Senator for New South Wales
- Incumbent
- Assumed office 18 September 2025
- Preceded by: Warwick Stacey

Party Whip of Pauline Hanson's One Nation in the Senate
- Incumbent
- Assumed office 27 October 2025
- Leader: Pauline Hanson
- Preceded by: Pauline Hanson

Personal details
- Born: 1 August 1987 (age 38) Bundaberg, Queensland, Australia
- Party: One Nation
- Occupation: Political advisor and politician

= Sean Bell (politician) =

Australian politician (born 1987)

Sean Fredrick Bell (born 1 August 1987) is an Australian politician who sits in the Senate as a member of Pauline Hanson's One Nation, representing the state of New South Wales. He was appointed to the Senate on 18 September 2025, following his nomination by Pauline Hanson’s One Nation to fill a casual vacancy, which was confirmed at a joint sitting of the New South Wales parliament. Bell succeeded fellow One Nation senator Warwick Stacey, who resigned from the Senate on 19 August 2025 citing ill health.

==Early life==
Prior to entering politics, Bell worked in retail, hospitality and warehousing before studying journalism at Griffith University and also attaining a Certificate III in Investigative Services.

==Political career==
Bell has been affiliated with One Nation and party leader Pauline Hanson for many years, having spent nine years prior to his appointment as a staffer and senior advisor to Hanson.
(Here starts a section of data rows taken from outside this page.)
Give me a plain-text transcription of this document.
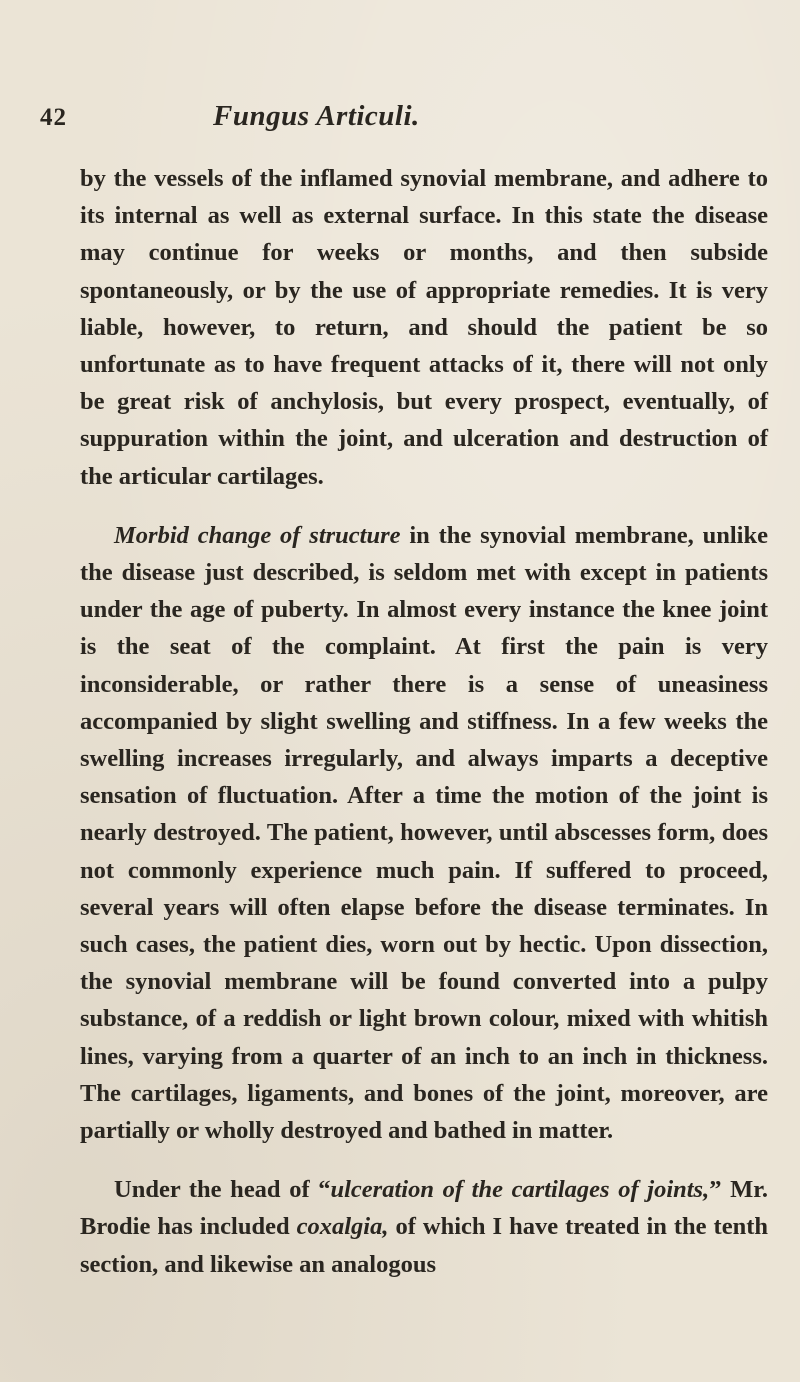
42	Fungus Articuli.

by the vessels of the inflamed synovial membrane, and adhere to its internal as well as external surface. In this state the disease may continue for weeks or months, and then subside spontaneously, or by the use of appropriate remedies. It is very liable, however, to return, and should the patient be so unfortunate as to have frequent attacks of it, there will not only be great risk of anchylosis, but every prospect, eventually, of suppuration within the joint, and ulceration and destruction of the articular cartilages.

Morbid change of structure in the synovial membrane, unlike the disease just described, is seldom met with except in patients under the age of puberty. In almost every instance the knee joint is the seat of the complaint. At first the pain is very inconsiderable, or rather there is a sense of uneasiness accompanied by slight swelling and stiffness. In a few weeks the swelling increases irregularly, and always imparts a deceptive sensation of fluctuation. After a time the motion of the joint is nearly destroyed. The patient, however, until abscesses form, does not commonly experience much pain. If suffered to proceed, several years will often elapse before the disease terminates. In such cases, the patient dies, worn out by hectic. Upon dissection, the synovial membrane will be found converted into a pulpy substance, of a reddish or light brown colour, mixed with whitish lines, varying from a quarter of an inch to an inch in thickness. The cartilages, ligaments, and bones of the joint, moreover, are partially or wholly destroyed and bathed in matter.

Under the head of “ulceration of the cartilages of joints,” Mr. Brodie has included coxalgia, of which I have treated in the tenth section, and likewise an analogous
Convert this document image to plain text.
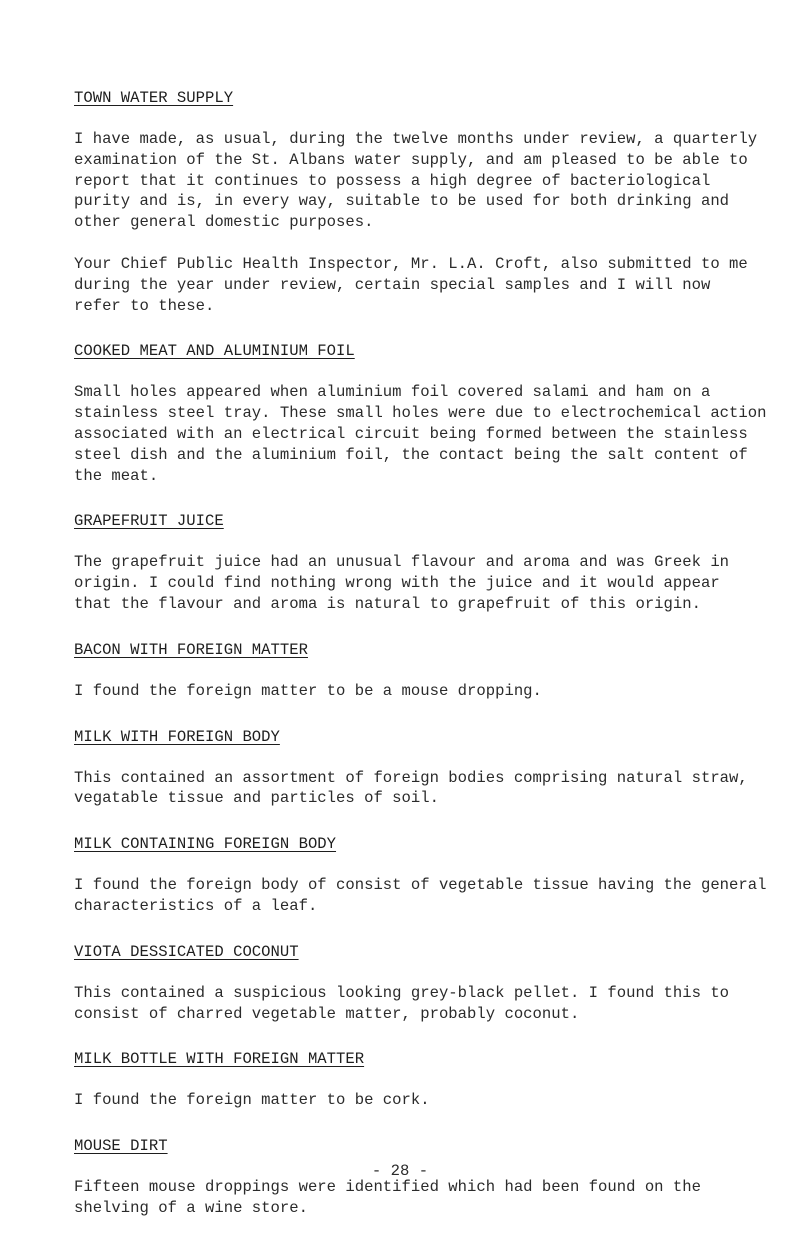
TOWN WATER SUPPLY

I have made, as usual, during the twelve months under review, a quarterly
examination of the St. Albans water supply, and am pleased to be able to
report that it continues to possess a high degree of bacteriological
purity and is, in every way, suitable to be used for both drinking and
other general domestic purposes.

Your Chief Public Health Inspector, Mr. L.A. Croft, also submitted to me
during the year under review, certain special samples and I will now
refer to these.

COOKED MEAT AND ALUMINIUM FOIL

Small holes appeared when aluminium foil covered salami and ham on a
stainless steel tray. These small holes were due to electrochemical action
associated with an electrical circuit being formed between the stainless
steel dish and the aluminium foil, the contact being the salt content of
the meat.

GRAPEFRUIT JUICE

The grapefruit juice had an unusual flavour and aroma and was Greek in
origin. I could find nothing wrong with the juice and it would appear
that the flavour and aroma is natural to grapefruit of this origin.

BACON WITH FOREIGN MATTER

I found the foreign matter to be a mouse dropping.

MILK WITH FOREIGN BODY

This contained an assortment of foreign bodies comprising natural straw,
vegatable tissue and particles of soil.

MILK CONTAINING FOREIGN BODY

I found the foreign body of consist of vegetable tissue having the general
characteristics of a leaf.

VIOTA DESSICATED COCONUT

This contained a suspicious looking grey-black pellet. I found this to
consist of charred vegetable matter, probably coconut.

MILK BOTTLE WITH FOREIGN MATTER

I found the foreign matter to be cork.

MOUSE DIRT

Fifteen mouse droppings were identified which had been found on the
shelving of a wine store.

- 28 -
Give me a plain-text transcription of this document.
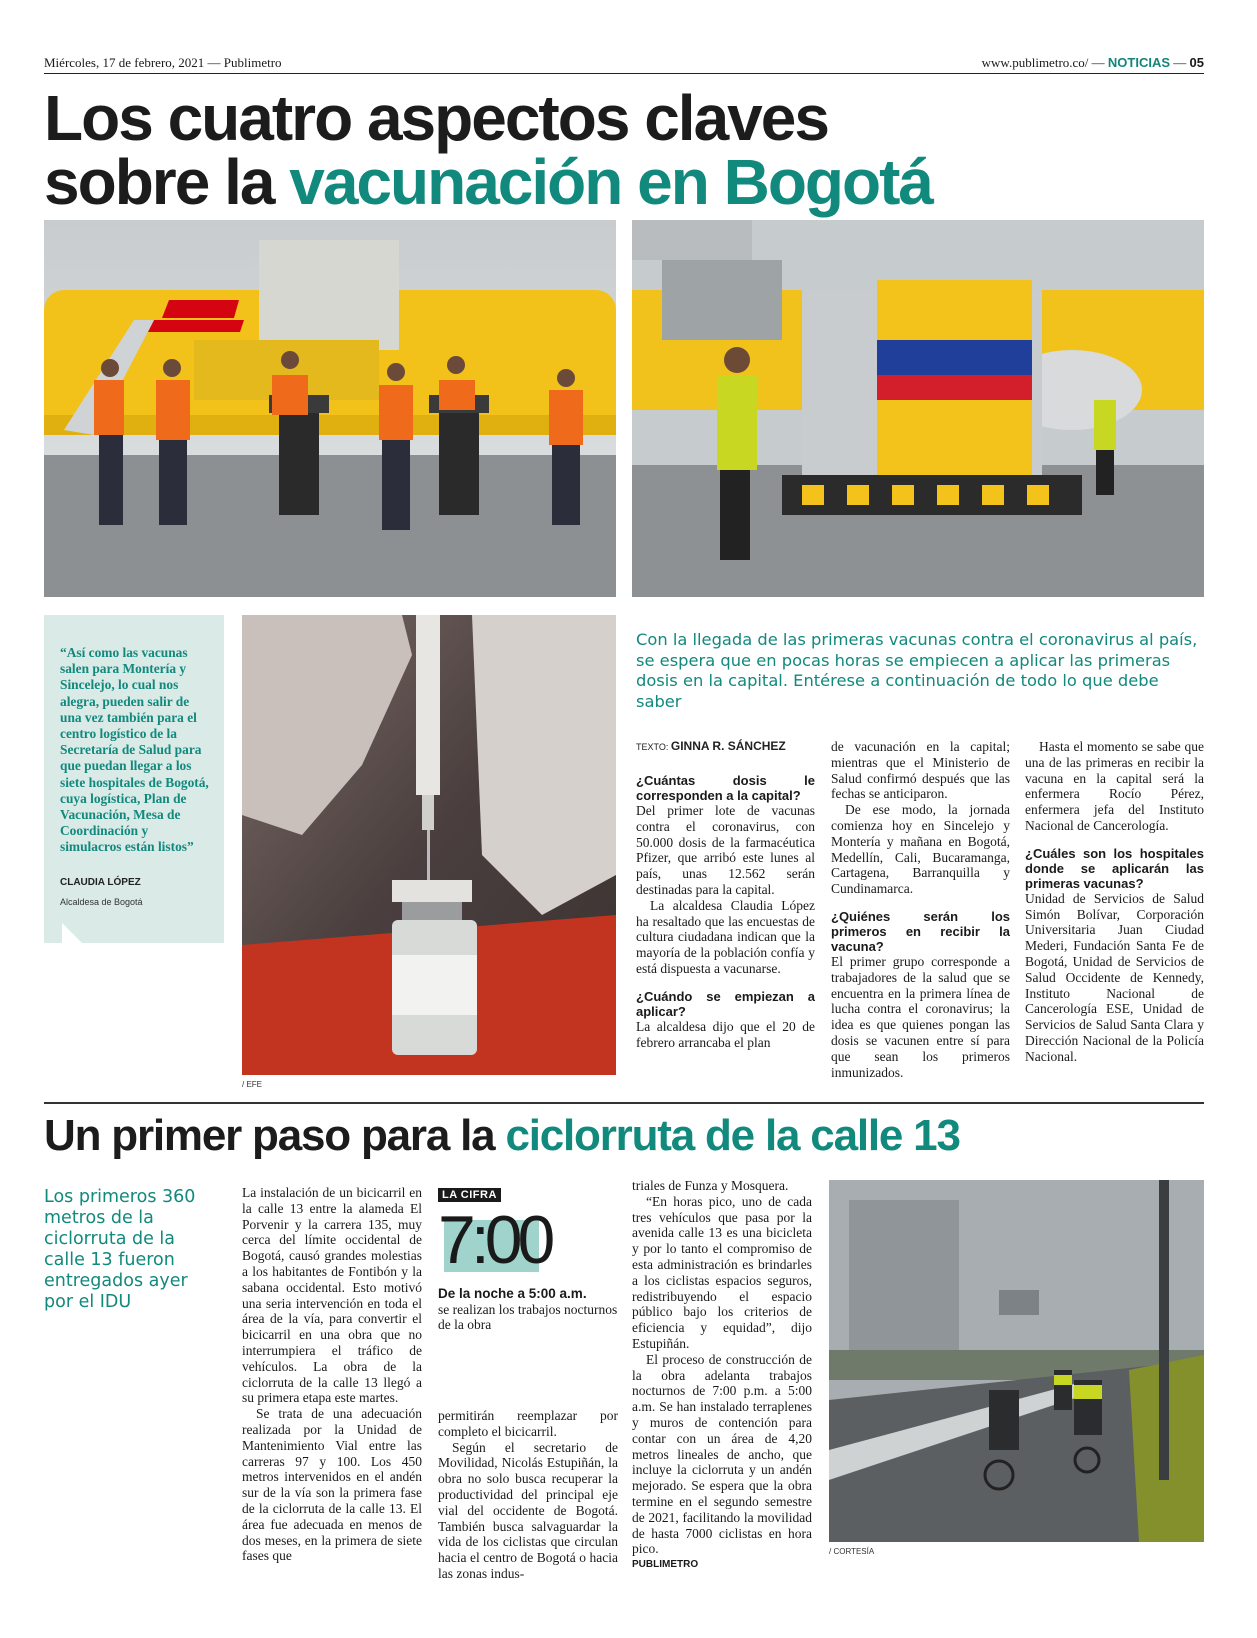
Miércoles, 17 de febrero, 2021 — Publimetro	www.publimetro.co/ — NOTICIAS — 05
Los cuatro aspectos claves
sobre la vacunación en Bogotá
“Así como las vacunas salen para Montería y Sincelejo, lo cual nos alegra, pueden salir de una vez también para el centro logístico de la Secretaría de Salud para que puedan llegar a los siete hospitales de Bogotá, cuya logística, Plan de Vacunación, Mesa de Coordinación y simulacros están listos”
CLAUDIA LÓPEZ
Alcaldesa de Bogotá
/ EFE
Con la llegada de las primeras vacunas contra el coronavirus al país, se espera que en pocas horas se empiecen a aplicar las primeras dosis en la capital. Entérese a continuación de todo lo que debe saber
TEXTO: GINNA R. SÁNCHEZ
¿Cuántas dosis le corresponden a la capital?

Del primer lote de vacunas contra el coronavirus, con 50.000 dosis de la farmacéutica Pfizer, que arribó este lunes al país, unas 12.562 serán destinadas para la capital.

La alcaldesa Claudia López ha resaltado que las encuestas de cultura ciudadana indican que la mayoría de la población confía y está dispuesta a vacunarse.

¿Cuándo se empiezan a aplicar?

La alcaldesa dijo que el 20 de febrero arrancaba el plan

de vacunación en la capital; mientras que el Ministerio de Salud confirmó después que las fechas se anticiparon.

De ese modo, la jornada comienza hoy en Sincelejo y Montería y mañana en Bogotá, Medellín, Cali, Bucaramanga, Cartagena, Barranquilla y Cundinamarca.

¿Quiénes serán los primeros en recibir la vacuna?

El primer grupo corresponde a trabajadores de la salud que se encuentra en la primera línea de lucha contra el coronavirus; la idea es que quienes pongan las dosis se vacunen entre sí para que sean los primeros inmunizados.

Hasta el momento se sabe que una de las primeras en recibir la vacuna en la capital será la enfermera Rocío Pérez, enfermera jefa del Instituto Nacional de Cancerología.

¿Cuáles son los hospitales donde se aplicarán las primeras vacunas?

Unidad de Servicios de Salud Simón Bolívar, Corporación Universitaria Juan Ciudad Mederi, Fundación Santa Fe de Bogotá, Unidad de Servicios de Salud Occidente de Kennedy, Instituto Nacional de Cancerología ESE, Unidad de Servicios de Salud Santa Clara y Dirección Nacional de la Policía Nacional.

Un primer paso para la ciclorruta de la calle 13
Los primeros 360 metros de la ciclorruta de la calle 13 fueron entregados ayer por el IDU

La instalación de un bicicarril en la calle 13 entre la alameda El Porvenir y la carrera 135, muy cerca del límite occidental de Bogotá, causó grandes molestias a los habitantes de Fontibón y la sabana occidental. Esto motivó una seria intervención en toda el área de la vía, para convertir el bicicarril en una obra que no interrumpiera el tráfico de vehículos. La obra de la ciclorruta de la calle 13 llegó a su primera etapa este martes.

Se trata de una adecuación realizada por la Unidad de Mantenimiento Vial entre las carreras 97 y 100. Los 450 metros intervenidos en el andén sur de la vía son la primera fase de la ciclorruta de la calle 13. El área fue adecuada en menos de dos meses, en la primera de siete fases que

LA CIFRA
7:00
De la noche a 5:00 a.m.
se realizan los trabajos nocturnos de la obra

permitirán reemplazar por completo el bicicarril.

Según el secretario de Movilidad, Nicolás Estupiñán, la obra no solo busca recuperar la productividad del principal eje vial del occidente de Bogotá. También busca salvaguardar la vida de los ciclistas que circulan hacia el centro de Bogotá o hacia las zonas indus-

triales de Funza y Mosquera.

“En horas pico, uno de cada tres vehículos que pasa por la avenida calle 13 es una bicicleta y por lo tanto el compromiso de esta administración es brindarles a los ciclistas espacios seguros, redistribuyendo el espacio público bajo los criterios de eficiencia y equidad”, dijo Estupiñán.

El proceso de construcción de la obra adelanta trabajos nocturnos de 7:00 p.m. a 5:00 a.m. Se han instalado terraplenes y muros de contención para contar con un área de 4,20 metros lineales de ancho, que incluye la ciclorruta y un andén mejorado. Se espera que la obra termine en el segundo semestre de 2021, facilitando la movilidad de hasta 7000 ciclistas en hora pico.

PUBLIMETRO
/ CORTESÍA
Bell has cited "ending mass migration" and abolishing net-zero as his main political priorities.

At the time of his appointment to the Senate, Bell was listed on the electoral roll as a Queensland resident. During the joint sitting to confirm his appointment, Bell's status was questioned by former One Nation state leader Mark Latham, who attempted to block the nomination on the basis of what he described as an implied right to equal representation of the states under the Australian Constitution. Although the Constitution does not preclude a Senate candidate from living in another state or territory from the one they represent, such cases are rare. Latham's attempt was blocked by the chamber by 100 votes to 3. A party spokesperson later confirmed that Bell would move from Queensland to New South Wales.

He became One Nation's Senate Whip on 27 October that year.